Kadoorie Mekor Haim, Porto

1937

Vayelekh (וַיֵּלֶךְ – Il alla)
Deutéronome 31:1–30 • Osée 14:2–10, Joël 2:11–27, Michée 7:18–20

Moché annonce son départ et transmet à Yehoshoua la charge de guider le peuple. Il confie à Israël un chant — celui de la Torah. Il leur ordonne d’écrire et de transmettre. La haftara de Chabbat Chouva exhorte Israël à la techouva, le retour sincère vers l’Éternel.

Osée 14:2
שׁוּבָה יִשְׂרָאֵל עַד ה׳ אֱלֹהֵיךָ
Reviens, Israël, jusqu’à l’Éternel ton Dieu

Dans les années 1920–1930, le capitaine Artur Carlos de Barros Basto[1] fonde la Communauté Israélite de Porto et lance une campagne pour reconnecter les descendants des crypto-juifs[2] au judaïsme. Malgré son exclusion de l’armée en 1937, la synagogue Kadoorie Mekor Haim (מקור חיים – Source de Vie) est inaugurée en 1938, grâce au mécénat de la famille Kadoorie[3]. Mais, privée de direction pendant plusieurs décennies, la synagogue reste silencieuse. Le renouveau commence au début des années 2010, porté par l’arrivée de nouveaux membres et le soutien du rabinat de Lisbonne et d’Israël. Depuis 2014, la communauté juive de Porto a ouvert un tribunal rabbinique, un musée juif (2015), un mikvé (2016), un musée de la Shoah (2021) et un cimetière (2023). Elle s’est également engagée dans la production cinématographique avec plusieurs films[4]. La communauté, qui comptait à peine une quarantaine de membres en 2010, dépasse aujourd’hui le millier de personnes. La synagogue[5] Kadoorie Mekor Haim est aujourd’hui le plus grand édifice juif de la péninsule Ibérique. De style Art déco, avec une façade blanche évoquant le Bauhaus, elle a été conçue par l’architecte Augusto dos Santos Malta et l’ingénieur Arthur de Almeida Jr.
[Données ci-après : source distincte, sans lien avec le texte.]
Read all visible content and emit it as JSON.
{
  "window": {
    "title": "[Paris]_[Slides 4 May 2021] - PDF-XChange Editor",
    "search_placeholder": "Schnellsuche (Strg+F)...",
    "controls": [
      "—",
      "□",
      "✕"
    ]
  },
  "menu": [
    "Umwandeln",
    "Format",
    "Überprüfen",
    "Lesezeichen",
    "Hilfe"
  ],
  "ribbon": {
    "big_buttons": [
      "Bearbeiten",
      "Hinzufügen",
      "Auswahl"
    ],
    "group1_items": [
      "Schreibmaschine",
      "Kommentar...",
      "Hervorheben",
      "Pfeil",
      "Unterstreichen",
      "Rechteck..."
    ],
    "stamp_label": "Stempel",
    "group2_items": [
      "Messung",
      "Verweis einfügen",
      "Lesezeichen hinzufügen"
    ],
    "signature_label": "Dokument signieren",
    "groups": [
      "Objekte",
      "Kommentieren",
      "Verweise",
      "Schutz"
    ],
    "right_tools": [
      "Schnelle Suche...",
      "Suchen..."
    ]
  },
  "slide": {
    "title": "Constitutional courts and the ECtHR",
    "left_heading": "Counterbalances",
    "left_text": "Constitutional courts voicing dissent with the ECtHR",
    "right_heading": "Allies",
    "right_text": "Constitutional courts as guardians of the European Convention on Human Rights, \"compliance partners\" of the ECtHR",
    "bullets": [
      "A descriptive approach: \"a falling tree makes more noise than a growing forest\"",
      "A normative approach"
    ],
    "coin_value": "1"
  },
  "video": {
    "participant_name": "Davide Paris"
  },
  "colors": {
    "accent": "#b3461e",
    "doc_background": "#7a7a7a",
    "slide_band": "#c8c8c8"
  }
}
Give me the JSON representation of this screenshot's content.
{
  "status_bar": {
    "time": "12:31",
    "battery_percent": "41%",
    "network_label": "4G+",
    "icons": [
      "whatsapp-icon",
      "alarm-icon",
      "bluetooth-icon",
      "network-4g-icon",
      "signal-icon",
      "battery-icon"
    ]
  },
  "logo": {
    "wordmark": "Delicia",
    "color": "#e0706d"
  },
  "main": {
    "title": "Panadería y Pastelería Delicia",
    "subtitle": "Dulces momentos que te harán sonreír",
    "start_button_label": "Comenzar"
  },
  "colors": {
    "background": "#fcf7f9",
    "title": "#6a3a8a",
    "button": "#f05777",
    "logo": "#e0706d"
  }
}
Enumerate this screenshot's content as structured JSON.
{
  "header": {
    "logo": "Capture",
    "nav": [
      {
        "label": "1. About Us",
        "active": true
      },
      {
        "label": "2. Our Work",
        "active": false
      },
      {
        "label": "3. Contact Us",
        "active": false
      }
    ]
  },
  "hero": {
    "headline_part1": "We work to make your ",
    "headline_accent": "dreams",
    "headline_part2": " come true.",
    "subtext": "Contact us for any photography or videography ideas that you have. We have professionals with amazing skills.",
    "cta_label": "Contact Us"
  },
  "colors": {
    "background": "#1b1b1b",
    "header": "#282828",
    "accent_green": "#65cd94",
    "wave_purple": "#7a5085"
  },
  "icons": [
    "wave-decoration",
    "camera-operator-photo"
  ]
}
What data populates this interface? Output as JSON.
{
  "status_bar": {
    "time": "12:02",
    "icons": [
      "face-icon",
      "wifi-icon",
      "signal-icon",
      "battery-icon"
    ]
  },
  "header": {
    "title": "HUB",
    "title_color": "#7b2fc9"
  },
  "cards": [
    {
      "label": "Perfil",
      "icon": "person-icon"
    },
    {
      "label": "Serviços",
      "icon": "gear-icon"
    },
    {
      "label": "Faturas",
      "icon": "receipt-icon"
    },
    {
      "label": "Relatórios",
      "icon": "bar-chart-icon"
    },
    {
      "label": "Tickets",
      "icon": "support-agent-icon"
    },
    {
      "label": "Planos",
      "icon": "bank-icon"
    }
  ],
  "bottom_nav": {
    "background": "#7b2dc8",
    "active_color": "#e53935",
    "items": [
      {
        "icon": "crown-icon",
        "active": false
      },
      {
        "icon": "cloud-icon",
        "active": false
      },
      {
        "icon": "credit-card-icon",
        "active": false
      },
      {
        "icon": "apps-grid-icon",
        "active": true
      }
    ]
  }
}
[1] Artur Carlos de Barros Basto (1887–1961) est un officier portugais, intellectuel et militant juif, surnommé le « Dreyfus portugais » en raison de l’injustice antisémite qu’il a subie. À l’âge de neuf ans, il découvre que ses ancêtres étaient des juifs convertis de force au christianisme au XVIe siècle. Héros de la révolution républicaine de 1910 et vétéran décoré de la Première Guerre mondiale, il reçoit la Croix de Guerre portugaise pour bravoure. Après avoir étudié le judaïsme, il se convertit et prend le nom d’Abraham Israel Ben-Rosh. En 1923, il fonde la communauté juive de Porto, crée l’Institut Rosh Pina — la première yechiva au Portugal depuis cinq siècles — et milite pour le retour au judaïsme des crypto-juifs portugais. En 1937, Barros Basto est injustement radié de l’armée portugaise pour avoir organisé des circoncisions. Sa réhabilitation officielle n’a été reconnue qu’à titre posthume, en 2012, par l’Assemblée de la République du Portugal.
[2] Conversos / Crypto-Juifs : Conversos désigne les juifs convertis au christianisme (souvent sous contrainte) ; crypto-juifs insiste sur la pratique cachée du judaïsme. Le retour de leurs descendants s’effectue par conversions halakhiques.
[3] Le nom « Kadoorie » rend hommage à Sir Elly Kadoorie et à ses fils Lawrence et Horace, qui ont financé la construction de la synagogue de Porto dans les années 1930. Issus d’une famille juive séfarade originaire de Bagdad, les Kadoorie sont connus pour leur mécénat et leur soutien aux communautés juives à travers le monde.
[4] Les films ont été réalisés par Luís Ismael, de son vrai nom Luís Miguel da Rocha Ferreira, réalisateur, producteur, acteur et entrepreneur portugais, connu pour son travail dans le cinéma indépendant. Fondateur de la société de production Lightbox, l’un des principaux studios du nord du Portugal, il a collaboré avec la communauté juive de Porto pour produire plusieurs films historiques : • Sefarad (2019) : retrace l’histoire d’Artur Carlos de Barros Basto et la renaissance juive à Porto au XXe siècle. • Le Kaddish de la Nonne (2019) : court métrage de 7 minutes sur la découverte d’une identité juive cachée par une religieuse catholique, illustrant une méditation spirituelle sur la quête de vérité. • 1618 (2021) : drame historique sur l’Inquisition à Porto, devenu le film portugais le plus primé à ce jour.
[5] La synagogue Kadoorie Mekor Haim à Porto est le fruit d’un projet initié en 1923 par Artur Carlos de Barros Basto et la communauté juive de Porto. Le terrain est acquis en 1929, et les travaux débutent la même année. La construction s’achève en 1937, et l’inauguration officielle a lieu en 1938. Restée longtemps fermée au public, elle est ouverte en 2012, puis enrichie en 2015 par l’installation d’un musée juif dans ses murs.

Le Chofar


Nitsavim (ניצבים – debout)
Deutéronome 29:9 à 30:20 & Isaïe 61:10 à 63:9

Moché rassemble tout Israël pour renouveler l’alliance avec l’Éternel. Ce moment solennel souligne l’unité du peuple, chaque individu étant appelé à se tenir debout devant Dieu.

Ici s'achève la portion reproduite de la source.